The views from our balcony made Port Phillip Bay look dull by comparison!

Celebrating Tom's birthday

Whilst I had my suitcase in tow, there was no need for a hire car here – and indeed no possibility of getting one! The island is a car free zone, with golf buggies being the preferred mode of transport instead. I had never driven a golf buggy before, but you would think that it’s pretty easy, right? Yes, right, unless you’re me. I was not comfortable in the driving seat of this particular mode of transport, and arguably I should not be allowed in the passenger seat either, after accidentally knocking the parking brake off with my camera bag and sending the cart rolling backwards down the hill – with Tom in it! We survived, and so did beloved buggy number 216. The registration was 50886, which was also roughly how many photos I took of the damn thing. Here are a select few:

I was posing here, not actually driving... can you tell?!

Buggy mania

I love this photo! By this point Tom was really fed up with me taking pictures of the buggy, so the fact that he is parked at a stop sign is very appropriate!
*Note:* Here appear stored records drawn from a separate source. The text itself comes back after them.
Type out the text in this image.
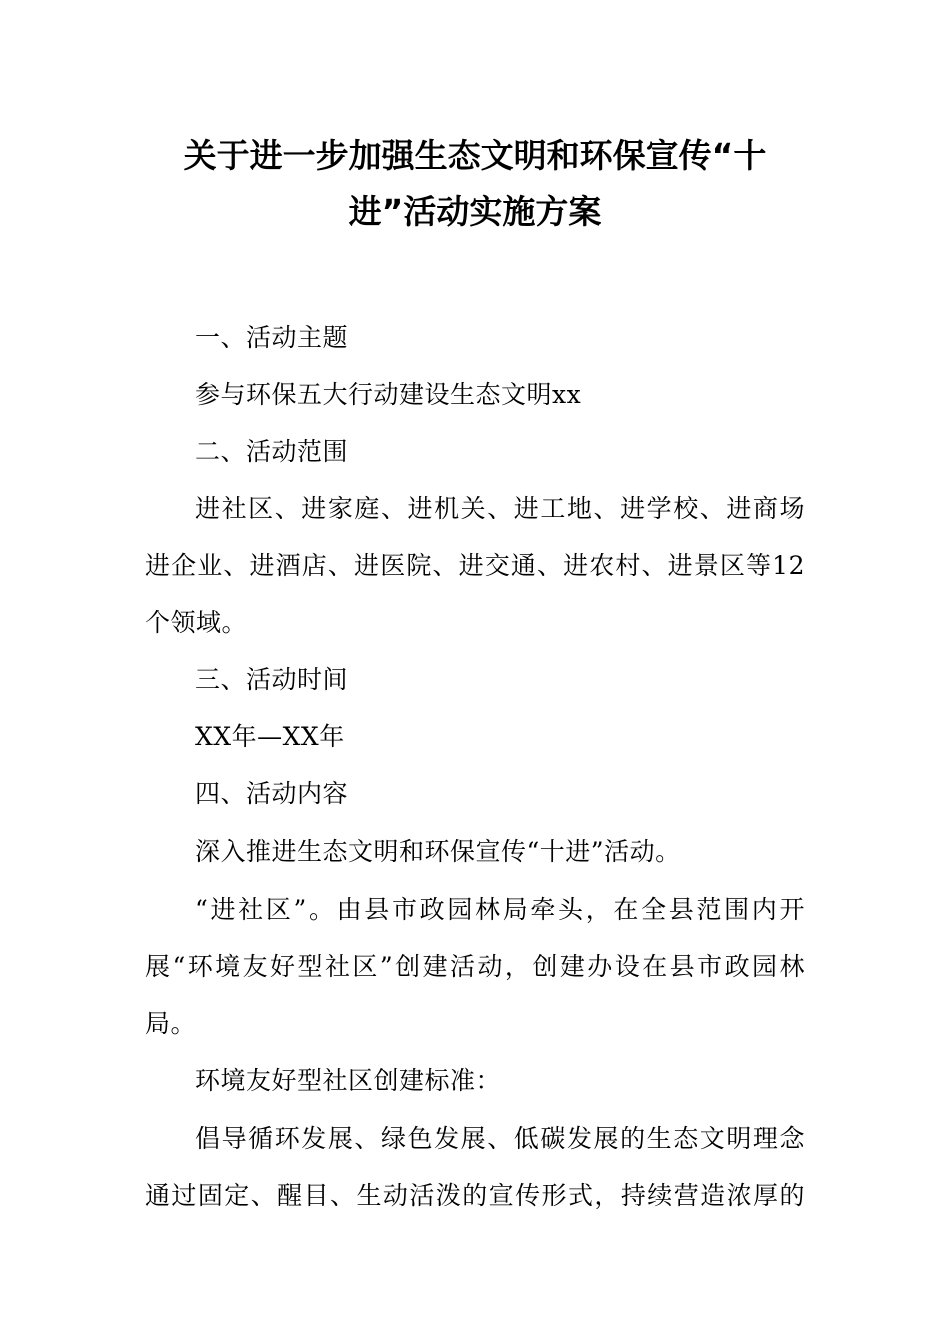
关于进一步加强生态文明和环保宣传“十
进”活动实施方案
一、活动主题
参与环保五大行动建设生态文明xx
二、活动范围
进社区、进家庭、进机关、进工地、进学校、进商场
进企业、进酒店、进医院、进交通、进农村、进景区等12
个领域。
三、活动时间
XX年—XX年
四、活动内容
深入推进生态文明和环保宣传“十进”活动。
“进社区”。由县市政园林局牵头，在全县范围内开
展“环境友好型社区”创建活动，创建办设在县市政园林
局。
环境友好型社区创建标准：
倡导循环发展、绿色发展、低碳发展的生态文明理念
通过固定、醒目、生动活泼的宣传形式，持续营造浓厚的
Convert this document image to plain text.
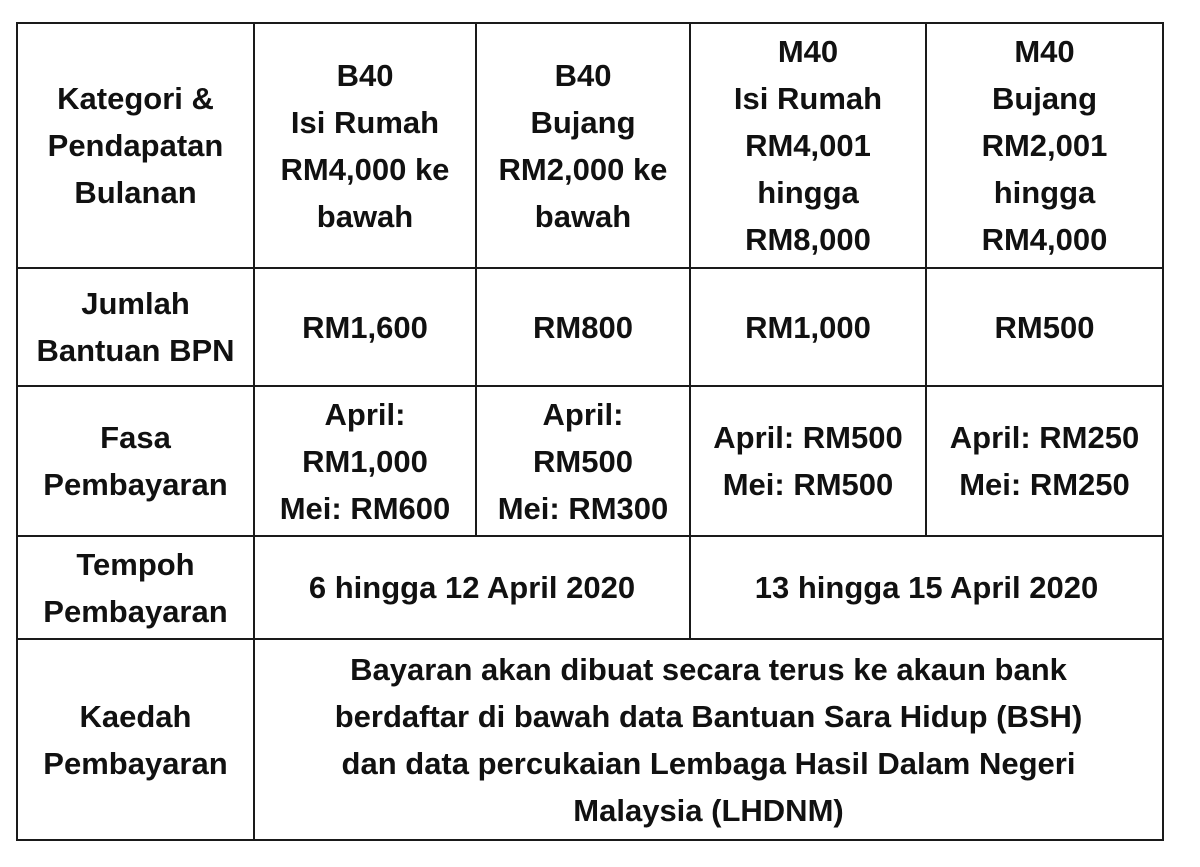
Kategori &
Pendapatan
Bulanan	B40
Isi Rumah
RM4,000 ke
bawah	B40
Bujang
RM2,000 ke
bawah	M40
Isi Rumah
RM4,001
hingga
RM8,000	M40
Bujang
RM2,001
hingga
RM4,000
Jumlah
Bantuan BPN	RM1,600	RM800	RM1,000	RM500
Fasa
Pembayaran	April:
RM1,000
Mei: RM600	April:
RM500
Mei: RM300	April: RM500
Mei: RM500	April: RM250
Mei: RM250
Tempoh
Pembayaran	6 hingga 12 April 2020		13 hingga 15 April 2020	
Kaedah
Pembayaran	Bayaran akan dibuat secara terus ke akaun bank
berdaftar di bawah data Bantuan Sara Hidup (BSH)
dan data percukaian Lembaga Hasil Dalam Negeri
Malaysia (LHDNM)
Our second day was spent doing what everyone comes to the Whitsundays for – sailing. Aboard a 20 metre catamaran we spent a glorious day basking in the sun, swimming, sitting on the beach, snorkelling and watching the crew do all the hard work! Snorkelling on the reef is something that I was really looking forward to, but the fish were a little disappointing in numbers and the water was freezing. The promise of 24 degree waters was definitely a false one, although the crystal clear visibility did make jumping in a slightly more tempting option. As with our previous snorkel trip, it’s stinger season in Australia, meaning that lyrca suits are mandatory for all swimmers. The protection offered is not just a physical barrier between your skin and the water, but also the unflattering cut, colour and ‘cling’ which is enough to put any jellyfish off coming near you. NOBODY looks good in these things, but some people look particularly hideous and it doesn’t help your confidence that the size is written across the shoulder in black marker – pity the woman with the XXXL suit. Our day trip also included a visit to Whitehaven beach, which has apparently made every list on the topics of Top 10 places to go / beaches to sit on blah blah. It was incredible and the pictures probably don’t do it justice, but the fact that there was a fat man selling Four X beer out of an esky on a totally uninhabited island just topped off the ‘Aussie’ experience for us!

Aboard 'On The Edge'

The 'oh so sexy' stinger suits are on! The skipper said he'd given me a special 'Teletubby suit' - when asked if he was suggesting that I was brightly coloured, rather large and made wierd noises, he looked blank!

Spot the fish!

When on the beach, a cold beer is mandatory. We had diet Coke!

Whitehaven Beach

The sunshine continued and we absorbed enough Vitamin D to allow us to return to the Batcave that Melbourne winter was become until our next trip, which is Uluru, in just two weeks time. We will remember Hamilton Island for the sunshine and palm trees, breathtaking sunsets and abundance of stars in the sky. I wanted to tell you that there were more stars in the sky than spots on a teenagers face, but Tom says that’s disgusting and I should find a more pleasant analogy. There weren’t many fish in the sea, but I’ve already got my man (sorry, couldn’t resist), and we’d go back to the Whistundays in a heartbeat. If you’re planning a trip to Australia, this paradise should be on your list.